Der Venezolaner war jahrelang weltweit einer der meistgesuchten Politverbrecher und überzog in den 70er und 80er Jahre Westeuropa mit einer Serie blutiger Terrorakte, bei denen zahlreiche Menschen getötet wurden. 1975 war er unter anderem am Anschlag auf das OPEC-Hauptquartier in Wien beteiligt. Regie bei der Verfilmung führt der französische Regisseur
Olivier Assayas („
Boarding Gate“). „Carlos der Schakal“ soll im Herbst 2010 anlaufen.

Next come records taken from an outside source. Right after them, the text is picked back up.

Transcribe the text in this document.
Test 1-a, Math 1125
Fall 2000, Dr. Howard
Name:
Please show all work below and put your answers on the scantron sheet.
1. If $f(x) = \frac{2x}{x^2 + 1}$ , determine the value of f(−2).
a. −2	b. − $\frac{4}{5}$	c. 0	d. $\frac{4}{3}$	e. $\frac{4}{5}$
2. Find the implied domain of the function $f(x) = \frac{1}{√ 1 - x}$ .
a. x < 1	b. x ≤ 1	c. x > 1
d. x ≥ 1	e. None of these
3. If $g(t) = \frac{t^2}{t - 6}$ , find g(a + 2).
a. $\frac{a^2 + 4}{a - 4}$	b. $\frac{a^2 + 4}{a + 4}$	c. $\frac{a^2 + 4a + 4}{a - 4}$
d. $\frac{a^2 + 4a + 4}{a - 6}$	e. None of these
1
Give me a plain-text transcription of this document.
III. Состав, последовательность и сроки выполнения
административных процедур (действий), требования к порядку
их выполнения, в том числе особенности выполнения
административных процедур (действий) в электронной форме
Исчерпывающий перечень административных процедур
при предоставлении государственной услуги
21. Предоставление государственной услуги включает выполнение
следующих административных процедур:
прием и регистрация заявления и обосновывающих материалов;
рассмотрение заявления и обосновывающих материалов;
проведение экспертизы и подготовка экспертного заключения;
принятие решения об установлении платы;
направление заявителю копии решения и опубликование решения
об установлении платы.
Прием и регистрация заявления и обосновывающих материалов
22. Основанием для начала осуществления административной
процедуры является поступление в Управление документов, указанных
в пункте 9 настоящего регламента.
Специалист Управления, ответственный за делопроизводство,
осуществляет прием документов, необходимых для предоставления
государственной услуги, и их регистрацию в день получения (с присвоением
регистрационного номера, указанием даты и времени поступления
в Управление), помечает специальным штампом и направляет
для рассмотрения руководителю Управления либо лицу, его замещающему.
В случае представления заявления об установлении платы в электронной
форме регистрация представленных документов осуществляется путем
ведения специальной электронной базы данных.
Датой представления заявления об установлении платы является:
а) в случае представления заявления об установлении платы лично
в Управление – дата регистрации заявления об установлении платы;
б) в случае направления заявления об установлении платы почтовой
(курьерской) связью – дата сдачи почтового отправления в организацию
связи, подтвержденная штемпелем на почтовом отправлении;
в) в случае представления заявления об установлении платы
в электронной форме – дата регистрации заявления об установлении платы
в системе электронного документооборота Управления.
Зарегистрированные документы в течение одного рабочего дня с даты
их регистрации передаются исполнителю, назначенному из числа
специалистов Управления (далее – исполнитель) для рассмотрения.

1994 wurde Carlos im Sudan gefasst und an Frankreich ausgeliefert, wo er 1997 in Paris wegen Mordes an Polizisten zu lebenslanger Haft verurteilt wurde. Er wird im Film von dem Schauspieler
Edgar Ramirez („
Das Bourne Ultimatum“) gespielt. Einer seiner Helfershelfer und „rechte Hand“ in Deutschland war Johannes Weinrich, der von dem Berliner Schauspieler
Alexander Scheer („
Sonnenallee“) dargestellt wird. Weinrich verbüßt seit Januar 2000 in Berlin eine lebenslange Haft wegen des Bombenattentats auf das französische Kulturzentrum Maison de France am Kurfürstendamm 1983.
Die Dreharbeiten zu dem Film haben Mitte Februar in Paris begonnen. Nach Berlin macht die Filmcrew Station in Sachsen-Anhalt in Halle und in Naumburg. Anschließend sind Dreharbeiten in Leipzig, London, Budapest, Beirut, im Sudan und nochmal in Berlin geplant.